Лайа слегка нахмурилась. Похаже, ее сердило, что он спрашивает сам, вместо того, чтобы послушно отвечать. Но она почему-то терпела.
— Мальчик, ничто не вечно, и ты в том числе. Ты хочешь все вспомнить в глубокой старости?
— Мне порой снятся кошмары, — тихо сказал Огонек. — Всё чаще. Этого не было раньше. Может быть, паутина… она ведь колеблется, когда паук ее задевает. Если я так вспоминаю?
Взгляд женщины стал острым, а голос, напротив, смягчился:
— Не исключаю такую возможность… у тебя сохранились в голове образы, и они начинают всплывать со дна. В тебе пробудили Силу, и это могло сжечь некоторые запоры.

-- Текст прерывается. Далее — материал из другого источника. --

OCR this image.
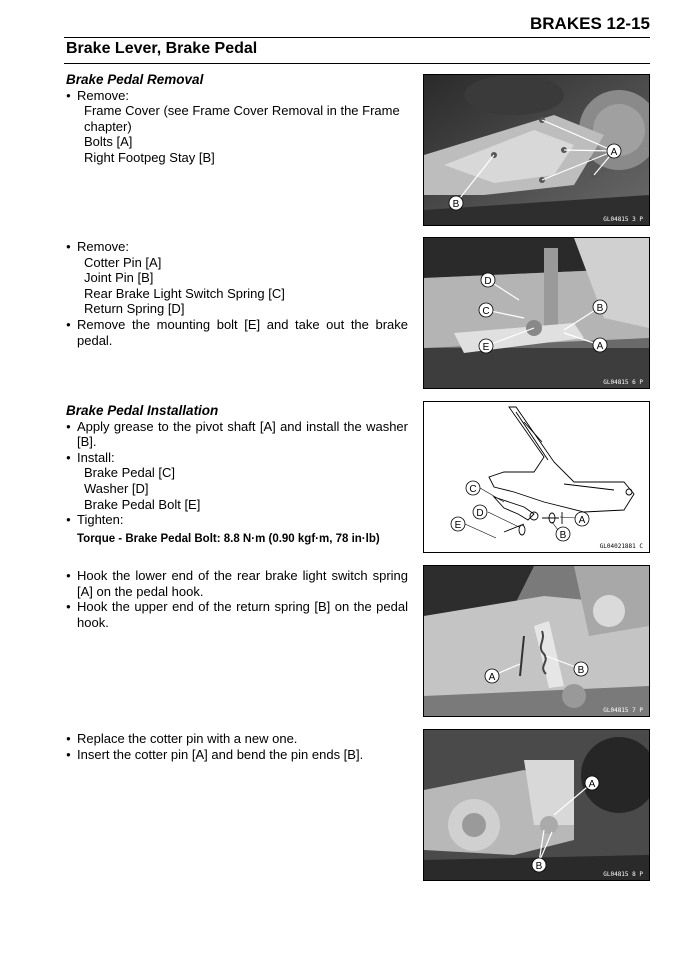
BRAKES 12-15
Brake Lever, Brake Pedal
Brake Pedal Removal
● Remove:
Frame Cover (see Frame Cover Removal in the Frame chapter)
Bolts [A]
Right Footpeg Stay [B]
● Remove:
Cotter Pin [A]
Joint Pin [B]
Rear Brake Light Switch Spring [C]
Return Spring [D]
● Remove the mounting bolt [E] and take out the brake pedal.
Brake Pedal Installation
● Apply grease to the pivot shaft [A] and install the washer [B].
● Install:
Brake Pedal [C]
Washer [D]
Brake Pedal Bolt [E]
● Tighten:
Torque - Brake Pedal Bolt: 8.8 N·m (0.90 kgf·m, 78 in·lb)
● Hook the lower end of the rear brake light switch spring [A] on the pedal hook.
● Hook the upper end of the return spring [B] on the pedal hook.
● Replace the cotter pin with a new one.
● Insert the cotter pin [A] and bend the pin ends [B].
A
B
GL04815 3 P
D
C	B
E	A
GL04815 6 P
C
D
E	A
B
GL04021881 C
A
B
GL04815 7 P
A
B
GL04815 8 P
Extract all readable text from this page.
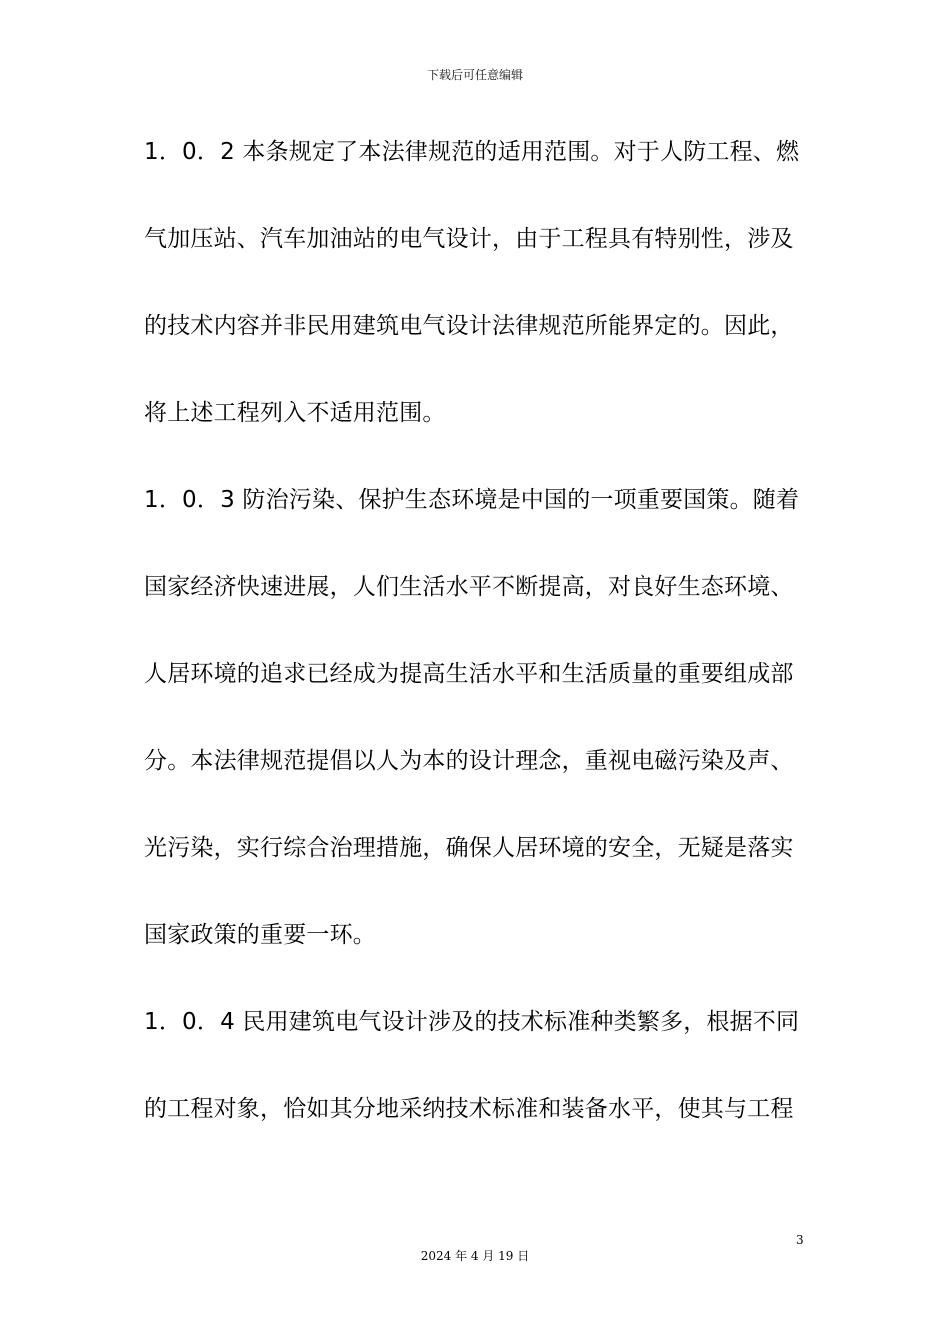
下载后可任意编辑
1．0．2 本条规定了本法律规范的适用范围。对于人防工程、燃
气加压站、汽车加油站的电气设计，由于工程具有特别性，涉及
的技术内容并非民用建筑电气设计法律规范所能界定的。因此，
将上述工程列入不适用范围。
1．0．3 防治污染、保护生态环境是中国的一项重要国策。随着
国家经济快速进展，人们生活水平不断提高，对良好生态环境、
人居环境的追求已经成为提高生活水平和生活质量的重要组成部
分。本法律规范提倡以人为本的设计理念，重视电磁污染及声、
光污染，实行综合治理措施，确保人居环境的安全，无疑是落实
国家政策的重要一环。
1．0．4 民用建筑电气设计涉及的技术标准种类繁多，根据不同
的工程对象，恰如其分地采纳技术标准和装备水平，使其与工程
3
2024 年 4 月 19 日
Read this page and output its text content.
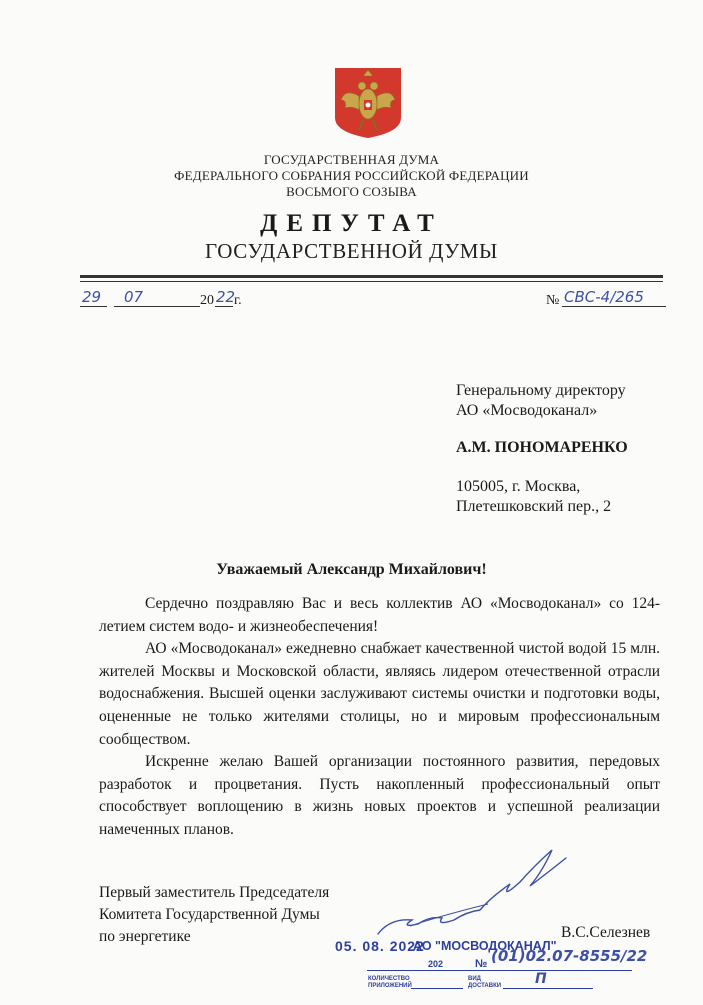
ГОСУДАРСТВЕННАЯ ДУМА
ФЕДЕРАЛЬНОГО СОБРАНИЯ РОССИЙСКОЙ ФЕДЕРАЦИИ
ВОСЬМОГО СОЗЫВА
ДЕПУТАТ
ГОСУДАРСТВЕННОЙ ДУМЫ
29 07	20 22
г.	№ СВС-4/265
Генеральному директору
АО «Мосводоканал»
А.М. ПОНОМАРЕНКО
105005, г. Москва,
Плетешковский пер., 2
Уважаемый Александр Михайлович!

Сердечно поздравляю Вас и весь коллектив АО «Мосводоканал» со 124-летием систем водо- и жизнеобеспечения!

АО «Мосводоканал» ежедневно снабжает качественной чистой водой 15 млн. жителей Москвы и Московской области, являясь лидером отечественной отрасли водоснабжения. Высшей оценки заслуживают системы очистки и подготовки воды, оцененные не только жителями столицы, но и мировым профессиональным сообществом.

Искренне желаю Вашей организации постоянного развития, передовых разработок и процветания. Пусть накопленный профессиональный опыт способствует воплощению в жизнь новых проектов и успешной реализации намеченных планов.

Первый заместитель Председателя
Комитета Государственной Думы
по энергетике	В.С.Селезнев
05. 08. 2022
АО "МОСВОДОКАНАЛ"
202	№ (01)02.07-8555/22
КОЛИЧЕСТВО ПРИЛОЖЕНИЙ
ВИД ДОСТАВКИ	П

Быть может, со временем ты вспомнишь не так уж мало, и нам будет, за что зацепиться. Скажи, каковы твои кошмары?
— О, разные. Я вечно откуда-то убегаю, падаю, чудом спасаюсь. Это и огонь и вода, и скалы, — улыбнулся мальчишка. — Я просто не мог бы чудом избежать стольких опасностей наяву.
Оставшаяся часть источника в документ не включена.